「今夜、君に恋に落ちてしまいそうだぜ」――46歳のバツイチおじさんはクサすぎるセリフをさらりと口走った〈第32話〉
そう言うとケリーはTシャツを脱ぎタンクトップになった。そして、ズボンを履いたまま海のほうへ走って行き、そのまま海に飛び込んだ。アラビア海の波は日本よりもはるかに大きくうねり、泳ぐのは困難に見えた。しかし、ケリーはそんな荒海などものともせず、沖のほうまで綺麗なフォームのクロールで泳いで行った。
俺「ワイルドだぜー」
俺は無意識にスギちゃんみたいなことを口走った。
服を着たまま荒波に向かって泳ぎ続けるケリーはどこまでもワイルドであり、そして美しく見えた。
テレビディレクターという仕事柄、マスコミで働く女性たちとは共に多くの仕事をしてきた。彼女たちは自分の意見をはっきりと喋るパワフルな女性が多い。しかし、世界を旅し記事を書くケリーは、日本で働くパワフルな女性を凌駕する「ワイルド」さがあった。
泳ぎ終わったケリーは、タオルで髪の毛を拭いていた。
なかなかセクシーだ。
ケリー「ごっつは泳がないの?」
俺「俺はいいかな」
ケリー「そう。あーお腹すいた。

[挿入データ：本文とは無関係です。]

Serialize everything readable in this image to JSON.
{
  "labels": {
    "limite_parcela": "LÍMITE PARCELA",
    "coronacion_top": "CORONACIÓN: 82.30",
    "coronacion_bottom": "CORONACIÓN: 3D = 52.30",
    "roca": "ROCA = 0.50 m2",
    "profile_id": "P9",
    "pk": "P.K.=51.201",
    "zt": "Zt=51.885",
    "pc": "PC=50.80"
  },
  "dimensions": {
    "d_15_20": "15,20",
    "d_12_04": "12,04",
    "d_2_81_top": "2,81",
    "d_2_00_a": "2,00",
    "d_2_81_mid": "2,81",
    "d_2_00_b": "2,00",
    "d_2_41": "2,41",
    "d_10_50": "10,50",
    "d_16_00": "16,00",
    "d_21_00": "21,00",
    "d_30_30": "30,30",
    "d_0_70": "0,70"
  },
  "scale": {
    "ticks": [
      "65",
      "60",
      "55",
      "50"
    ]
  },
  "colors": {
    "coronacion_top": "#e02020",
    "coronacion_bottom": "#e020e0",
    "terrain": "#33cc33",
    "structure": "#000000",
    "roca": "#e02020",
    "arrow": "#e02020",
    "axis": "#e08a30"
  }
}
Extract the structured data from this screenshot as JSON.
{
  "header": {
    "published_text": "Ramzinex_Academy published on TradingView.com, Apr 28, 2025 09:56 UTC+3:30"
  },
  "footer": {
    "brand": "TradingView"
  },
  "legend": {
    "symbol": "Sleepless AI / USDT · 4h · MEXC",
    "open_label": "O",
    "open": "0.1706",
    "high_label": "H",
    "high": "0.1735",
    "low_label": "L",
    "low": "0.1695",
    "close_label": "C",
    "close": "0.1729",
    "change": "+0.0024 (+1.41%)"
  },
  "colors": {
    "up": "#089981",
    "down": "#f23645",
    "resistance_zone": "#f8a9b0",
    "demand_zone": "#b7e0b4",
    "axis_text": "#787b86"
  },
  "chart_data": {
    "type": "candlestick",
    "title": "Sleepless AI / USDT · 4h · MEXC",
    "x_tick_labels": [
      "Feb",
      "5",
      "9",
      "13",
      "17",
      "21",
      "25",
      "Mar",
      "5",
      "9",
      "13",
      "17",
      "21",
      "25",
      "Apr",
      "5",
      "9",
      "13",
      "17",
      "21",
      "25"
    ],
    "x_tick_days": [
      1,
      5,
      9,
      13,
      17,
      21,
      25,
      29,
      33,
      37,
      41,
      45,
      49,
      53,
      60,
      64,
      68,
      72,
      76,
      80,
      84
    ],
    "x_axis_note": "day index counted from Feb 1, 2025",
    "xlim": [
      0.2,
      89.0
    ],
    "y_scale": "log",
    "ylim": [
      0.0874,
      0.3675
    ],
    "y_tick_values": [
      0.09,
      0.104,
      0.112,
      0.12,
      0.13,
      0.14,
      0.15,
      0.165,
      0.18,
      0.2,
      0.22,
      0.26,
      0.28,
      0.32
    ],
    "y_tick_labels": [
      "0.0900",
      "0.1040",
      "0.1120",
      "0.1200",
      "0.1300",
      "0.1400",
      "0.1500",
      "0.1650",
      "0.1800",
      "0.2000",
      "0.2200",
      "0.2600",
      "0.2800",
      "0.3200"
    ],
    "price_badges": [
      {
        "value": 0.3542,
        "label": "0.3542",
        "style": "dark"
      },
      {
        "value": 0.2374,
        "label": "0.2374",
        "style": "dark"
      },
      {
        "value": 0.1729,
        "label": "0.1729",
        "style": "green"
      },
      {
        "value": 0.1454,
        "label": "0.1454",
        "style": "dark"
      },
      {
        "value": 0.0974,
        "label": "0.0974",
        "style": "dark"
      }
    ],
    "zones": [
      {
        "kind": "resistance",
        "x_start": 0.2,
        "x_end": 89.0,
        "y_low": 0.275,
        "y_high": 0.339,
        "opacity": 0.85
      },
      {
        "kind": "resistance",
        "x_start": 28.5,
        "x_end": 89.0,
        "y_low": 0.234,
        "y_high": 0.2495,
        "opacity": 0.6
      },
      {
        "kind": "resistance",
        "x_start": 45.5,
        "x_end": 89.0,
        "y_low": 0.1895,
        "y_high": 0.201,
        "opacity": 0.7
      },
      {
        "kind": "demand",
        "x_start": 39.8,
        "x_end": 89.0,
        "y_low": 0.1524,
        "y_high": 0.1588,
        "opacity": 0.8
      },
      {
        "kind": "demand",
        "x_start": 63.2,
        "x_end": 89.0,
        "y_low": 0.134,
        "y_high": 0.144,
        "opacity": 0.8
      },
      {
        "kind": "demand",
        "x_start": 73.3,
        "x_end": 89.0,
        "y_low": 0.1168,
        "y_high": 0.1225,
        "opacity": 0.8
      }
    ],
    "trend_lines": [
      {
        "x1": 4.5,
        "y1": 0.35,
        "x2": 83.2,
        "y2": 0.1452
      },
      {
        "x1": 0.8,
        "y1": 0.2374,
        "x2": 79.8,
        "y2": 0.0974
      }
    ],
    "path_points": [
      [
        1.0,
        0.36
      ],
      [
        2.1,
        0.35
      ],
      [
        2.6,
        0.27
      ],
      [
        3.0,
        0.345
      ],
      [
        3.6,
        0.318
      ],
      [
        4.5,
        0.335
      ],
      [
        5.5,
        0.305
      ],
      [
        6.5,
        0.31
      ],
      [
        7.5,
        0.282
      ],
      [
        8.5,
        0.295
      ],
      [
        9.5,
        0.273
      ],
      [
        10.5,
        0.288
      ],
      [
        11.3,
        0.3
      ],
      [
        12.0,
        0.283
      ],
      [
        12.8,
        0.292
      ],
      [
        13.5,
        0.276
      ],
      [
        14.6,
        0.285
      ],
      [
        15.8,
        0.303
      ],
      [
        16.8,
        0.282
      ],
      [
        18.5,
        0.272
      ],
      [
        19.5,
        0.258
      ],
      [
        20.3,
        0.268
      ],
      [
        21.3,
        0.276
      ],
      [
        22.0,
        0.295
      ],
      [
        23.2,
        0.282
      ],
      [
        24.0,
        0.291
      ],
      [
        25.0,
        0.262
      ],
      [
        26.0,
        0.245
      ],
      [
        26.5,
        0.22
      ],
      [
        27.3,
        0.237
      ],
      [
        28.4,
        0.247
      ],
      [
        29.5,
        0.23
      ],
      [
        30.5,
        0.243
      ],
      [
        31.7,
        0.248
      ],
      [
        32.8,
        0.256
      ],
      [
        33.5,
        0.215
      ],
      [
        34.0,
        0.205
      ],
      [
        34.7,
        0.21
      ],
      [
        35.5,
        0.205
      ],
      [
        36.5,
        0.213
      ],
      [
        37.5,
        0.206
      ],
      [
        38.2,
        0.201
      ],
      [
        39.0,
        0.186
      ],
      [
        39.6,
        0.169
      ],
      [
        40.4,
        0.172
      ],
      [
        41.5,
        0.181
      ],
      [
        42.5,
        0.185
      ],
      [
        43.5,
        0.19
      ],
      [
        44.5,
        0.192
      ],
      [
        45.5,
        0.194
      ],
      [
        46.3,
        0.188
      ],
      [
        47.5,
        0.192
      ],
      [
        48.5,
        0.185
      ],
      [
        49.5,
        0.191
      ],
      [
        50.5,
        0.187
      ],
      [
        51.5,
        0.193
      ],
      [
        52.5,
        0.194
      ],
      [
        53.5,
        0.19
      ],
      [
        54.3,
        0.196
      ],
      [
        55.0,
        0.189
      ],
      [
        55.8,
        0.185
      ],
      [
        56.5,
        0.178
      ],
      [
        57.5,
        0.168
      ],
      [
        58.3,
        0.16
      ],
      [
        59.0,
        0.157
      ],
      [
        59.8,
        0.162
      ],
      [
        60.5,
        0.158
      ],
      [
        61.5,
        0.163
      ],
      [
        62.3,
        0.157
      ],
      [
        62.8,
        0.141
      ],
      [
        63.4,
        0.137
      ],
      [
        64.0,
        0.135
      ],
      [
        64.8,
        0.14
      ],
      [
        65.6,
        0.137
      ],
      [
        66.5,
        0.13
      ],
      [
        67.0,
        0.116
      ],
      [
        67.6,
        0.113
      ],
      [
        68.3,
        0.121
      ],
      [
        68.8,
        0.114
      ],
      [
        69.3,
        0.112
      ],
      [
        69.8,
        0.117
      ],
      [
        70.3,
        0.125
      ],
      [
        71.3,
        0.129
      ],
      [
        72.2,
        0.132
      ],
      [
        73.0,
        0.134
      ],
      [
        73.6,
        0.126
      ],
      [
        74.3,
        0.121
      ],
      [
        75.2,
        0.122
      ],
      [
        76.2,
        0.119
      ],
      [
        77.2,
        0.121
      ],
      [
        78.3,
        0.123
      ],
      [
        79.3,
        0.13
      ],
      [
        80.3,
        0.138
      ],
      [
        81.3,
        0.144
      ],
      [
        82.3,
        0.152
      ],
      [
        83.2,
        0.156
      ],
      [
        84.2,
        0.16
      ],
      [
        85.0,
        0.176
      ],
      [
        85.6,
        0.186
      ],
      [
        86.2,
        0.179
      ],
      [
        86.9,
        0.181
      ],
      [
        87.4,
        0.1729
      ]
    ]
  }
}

晩御飯一緒に食べない?」
俺「いいよ」
ケリー「じゃあ、私シャワー浴びてくるから7時にコーヒーテンプルに集合ね」
そう言うとケリーはカメラバッグを肩にかつぎ、波打ち際を歩いてゲストハウスに戻って行った。
その後ろ姿はなんとも男前で、死に際に「我が人生に一片の悔いなし!」と見事な一言を放った『北斗の拳』のラオウのような闘気を纏ってるかのように見えた。
夜7時、コーヒーテンプルで落ち合うと、ケリーは一転してドレスっぽい衣装に着替えていた。
その姿にラオウ感はなく、スギちゃん感ももちろんなく、素敵な大人の女性へと変身していた。
そのギャップに一瞬ドキッとした。
こんなことなら、俺も髪の毛をもっと決めてくれば良かった。
俺は髪を手でグイグイとかき分け、イギリス紳士のような8・2分けを無理やりつくった。
顔はザ・モンゴリアンフェイスの農耕民族だが、気分は英国紳士。
そうでもしないと、自分の中の白人コンプレックスがニョキニョキと顔を出してしまいそうだった。
その後、待ち合わせ場所を離れ、二人で崖の上をぶらぶらと散歩した。
海風のおかげで涼しく、すごく心地いい。